We make two different kinds, neither with cabbage.
I'll have to get you specific recipes when I'm home, but the one we usually make starts with ground pork and shrimp. You chop half the shrimp into chunks and grind the rest in the food processor. Mix all the shrimp and pork. Separate an egg and give the yolk to the dog. Beat the white a little with cornstarch and add to the meat. Then you take a couple of leeks, cut them into 4" lengths (throwing away the roots and the darker green bits; you just want the white, yellow, and light green part), and then carefully cut each one lengthwise, so you've got a sort of half log. Hold each under running water by one end, and then fan the other end out to rinse out any sand. Turn it around and to that do the other side. When they're all clean, chop them up on the cutting board. This is far more flavorful than cabbage. Mix them into the meat, and then add all the sauces. Now I can't remember all of it, but there's soy sauce, shrimp sauce, sesame oil, Chinese barbecue sauce (or Chinese tomato sauce, if you can't find it, but the BBQ sauce is also called Char Sui), sugar, allspice (really), and maybe something else I'm forgetting. Mix all this together and then try to get it all off your fingers again. Good luck with that.

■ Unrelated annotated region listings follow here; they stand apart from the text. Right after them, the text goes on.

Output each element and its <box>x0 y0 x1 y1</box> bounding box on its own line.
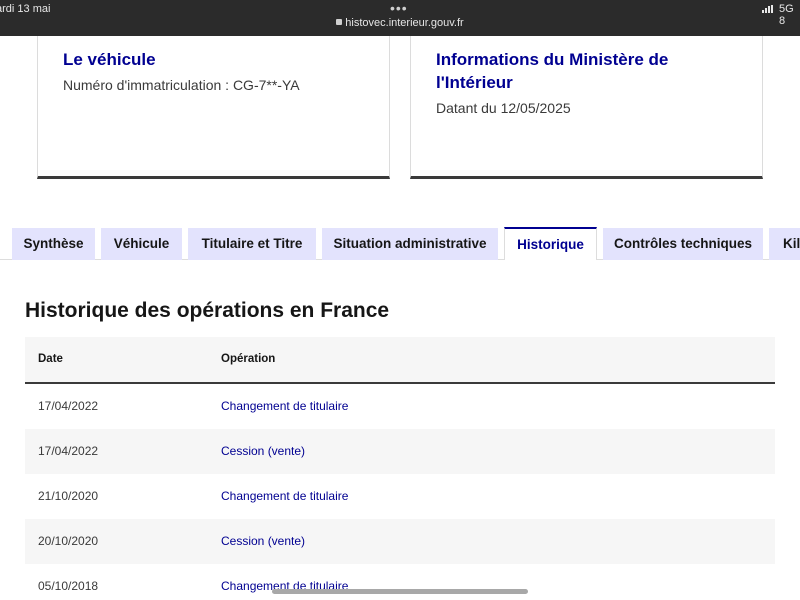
tab-controles-techniques[interactable]: Contrôles techniques <box>603 228 763 260</box>
row-operation-link[interactable]: Cession (vente) <box>221 534 305 548</box>
ministry-info-card: Informations du Ministère de l'Intérieur… <box>410 36 763 179</box>
row-operation-link[interactable]: Changement de titulaire <box>221 489 348 503</box>
address-bar[interactable]: histovec.interieur.gouv.fr <box>0 17 800 29</box>
history-table: Date Opération 17/04/2022 Changement de … <box>25 337 775 600</box>
signal-icon <box>762 5 776 13</box>
tab-situation-administrative[interactable]: Situation administrative <box>322 228 498 260</box>
row-date: 17/04/2022 <box>38 399 99 413</box>
registration-number: Numéro d'immatriculation : CG-7**-YA <box>63 77 300 93</box>
row-date: 05/10/2018 <box>38 579 99 593</box>
table-row: 17/04/2022 Cession (vente) <box>25 429 775 474</box>
table-row: 21/10/2020 Changement de titulaire <box>25 474 775 519</box>
network-indicator: 5G 8 <box>779 3 794 27</box>
table-header: Date Opération <box>25 337 775 384</box>
row-date: 20/10/2020 <box>38 534 99 548</box>
lock-icon <box>336 19 343 25</box>
tab-titulaire-et-titre[interactable]: Titulaire et Titre <box>188 228 316 260</box>
row-operation-link[interactable]: Cession (vente) <box>221 444 305 458</box>
table-row: 05/10/2018 Changement de titulaire <box>25 564 775 600</box>
data-date: Datant du 12/05/2025 <box>436 100 571 116</box>
more-dots-icon[interactable]: ••• <box>390 0 408 16</box>
row-operation-link[interactable]: Changement de titulaire <box>221 399 348 413</box>
tab-kilometrage[interactable]: Kilo <box>769 228 800 260</box>
vehicle-card: Le véhicule Numéro d'immatriculation : C… <box>37 36 390 179</box>
row-date: 17/04/2022 <box>38 444 99 458</box>
report-tabs: Synthèse Véhicule Titulaire et Titre Sit… <box>0 227 800 260</box>
browser-status-bar: ardi 13 mai ••• histovec.interieur.gouv.… <box>0 0 800 36</box>
ministry-card-title: Informations du Ministère de l'Intérieur <box>436 50 669 92</box>
row-date: 21/10/2020 <box>38 489 99 503</box>
tab-synthese[interactable]: Synthèse <box>12 228 95 260</box>
address-bar-url: histovec.interieur.gouv.fr <box>345 17 464 29</box>
tab-vehicule[interactable]: Véhicule <box>101 228 182 260</box>
column-header-date: Date <box>38 353 63 365</box>
home-indicator[interactable] <box>272 589 528 594</box>
tab-historique[interactable]: Historique <box>504 227 597 260</box>
section-title: Historique des opérations en France <box>25 299 390 322</box>
table-row: 20/10/2020 Cession (vente) <box>25 519 775 564</box>
vehicle-card-title: Le véhicule <box>63 50 156 69</box>
table-row: 17/04/2022 Changement de titulaire <box>25 384 775 429</box>
status-time: ardi 13 mai <box>0 3 51 15</box>
column-header-operation: Opération <box>221 353 276 365</box>
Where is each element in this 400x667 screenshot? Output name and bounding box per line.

Separate another egg, and give the yolk to the dog again. Preferably right on his food, so he has to eat it. Plug in the deep fryer (I have a Delonghi), or put enough oil in a wok or something to deep fry a couple at a time, and heat it up. Get a platter and cover it with plastic wrap, loose at one end (so's you can put stuff in there). This keeps them from drying out while you're waiting for them to fry. Get a pastry brush, cutting board, your filling, a spoon, your egg roll or spring roll wrappers, and your egg white, beaten enough so it'll spread. Take each wrapper and put it in front of you with one corner pointing down. There are different ways to fill and fold an egg roll. This is how I do it. Swipe the side and top corners with egg white, and then spoon about, oh, 1/4 cup or so of filling in the middle in a sort of log shape, going right-left. Fold one side point tightly towards the middle, and then the other one to overlap it, also tightly against the filling. Make sure your resulting sides are straight up and down. Then take the bottom and pull it up tightly over the filling, and then roll it up towards the top, sealing with the eggy top point. Place under plastic wrap and repeat. If you have a small child and another pastry brush, occupy the child with their own little wrapper (minus filling), and then fry it for them. They'll love that. We fry our egg rolls for 3 minutes, 2 or 3 at a time, and try to eat them immediately. If you keep them warm in the oven, we find they get a little chewy.
However, leftover egg rolls are great warmed up in the oven on a cookie sheet.
The other recipe we've tried recently involved crab meat, and was wonderful. I'll have to find that when I get home.